RMC Sport

Bourbon : « Robert Louis-Dreyfus était plus Vélodrome que Davos »

-

- - -

Jean-Claude Bourbon est journaliste à la Croix. Il a écrit une biographie très documentée de Robert Louis-Dreyfus : "Les Aventures d’un Don Juan des affaires", avec Jacques-Olivier Robin. Il nous parle de l’homme.

Qui était Robert Louis Dreyfus ?
C’était un personnage qui était assez loin des descriptions des médias. Quelqu’un de très discret voire secret, qui parle peu et pas très bien en public. C’est un homme qui aimait cultiver le mystère. Exemple : il n’y a jamais eu de bilan ou de compte officiel publiés sur le groupe Dreyfus.

Comment décririez-vous l’homme ?
C’était quelqu’un de très timide et de très atypique dans son milieu.

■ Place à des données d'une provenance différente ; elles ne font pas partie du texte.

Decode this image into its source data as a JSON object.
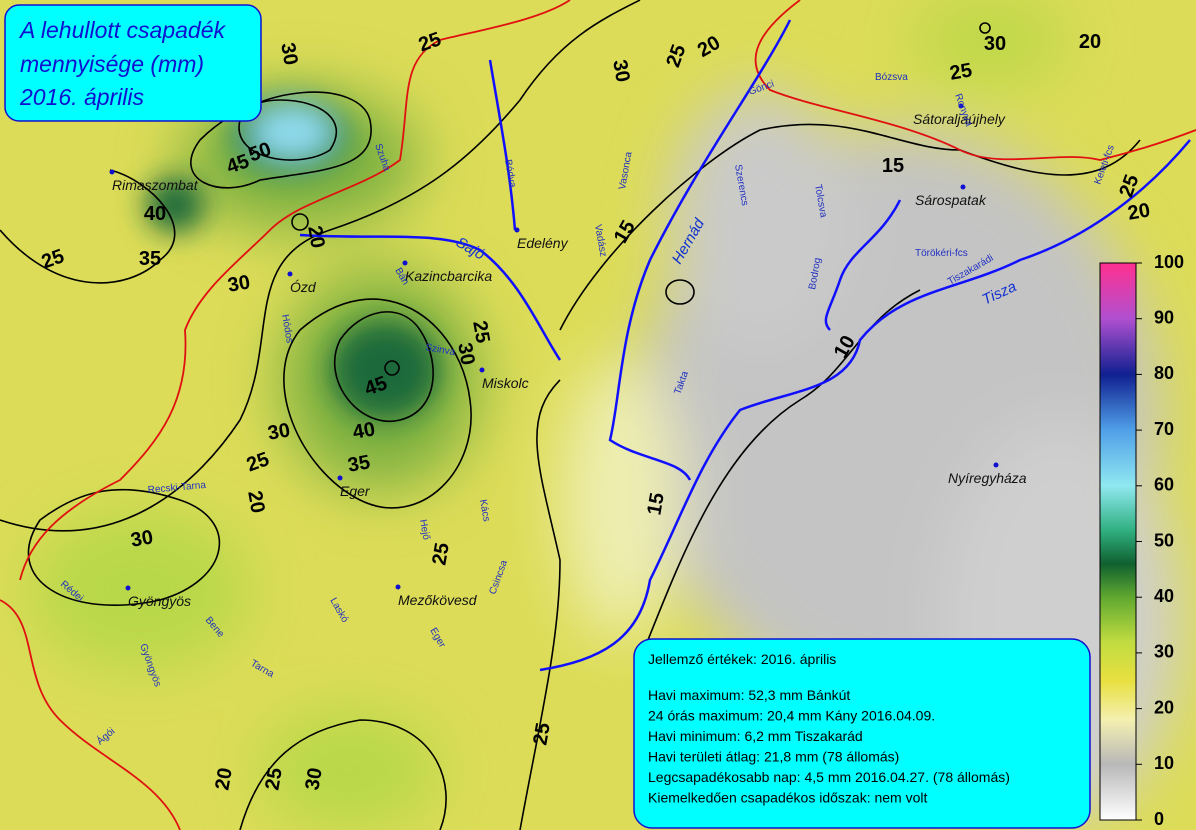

C’est vrai qu'il était milliardaire et que sa société pourrait largement être dans le CAC40. Mais paradoxalement, Robert Louis-Dreyfus était quelqu’un qui fuyait les mondanités et qui n’avait pas la tenue appropriée à son statut et à son milieu. Il était sûrement plus heureux et beaucoup plus à l’aise à un match de boxe ou de football, qu’à discuter sur l’économie. Pour résumer, il était plus Vélodrome que Davos.

Robert Louis-Dreyfus était-il un amoureux du sport ?
Oui, c’était un vrai joueur de poker. Plus la perspective de rafler la mise s’éloignait, plus il courait derrière pour la rattraper et il finissait par gagner. Il aimait tous les sports et plus particulièrement le football et la boxe. C’était une véritable encyclopédie dans ce domaine. Devenir dirigeant d’un club, c’était son rêve de gamin, même si le rêve s’est transformé en cauchemar...

Quel futur voyez-vous pour l’Olympique de Marseille ?
C’est la grande inconnue, et c’est compréhensible que la famille entretienne le mystère. La réponse appartient à son épouse qui n’a pas encore pris de décision. Ce que je n’imagine pas, c’est que quelqu’un qui a mis plus de 200 millions d’euros dans un club, qui a réglé sa succession à la virgule près, ait mis de côté l’Olympique de Marseille. Je pense qu’il a prévu totalement l’avenir de l’OM, il ne faut pas oublier que ça faisait plusieurs années qu’il était malade et qu’il se savait condamner. Il n’a pas pu laisser à sa femme la lourde décision de vendre ou pas le club. De toute manière, à moyen terme, la famille Dreyfus va se désengager progressivement et en douceur de l’OM, le temps de trouver un acquéreur qui pourra le développer. Ce n’est pas une question d’argent.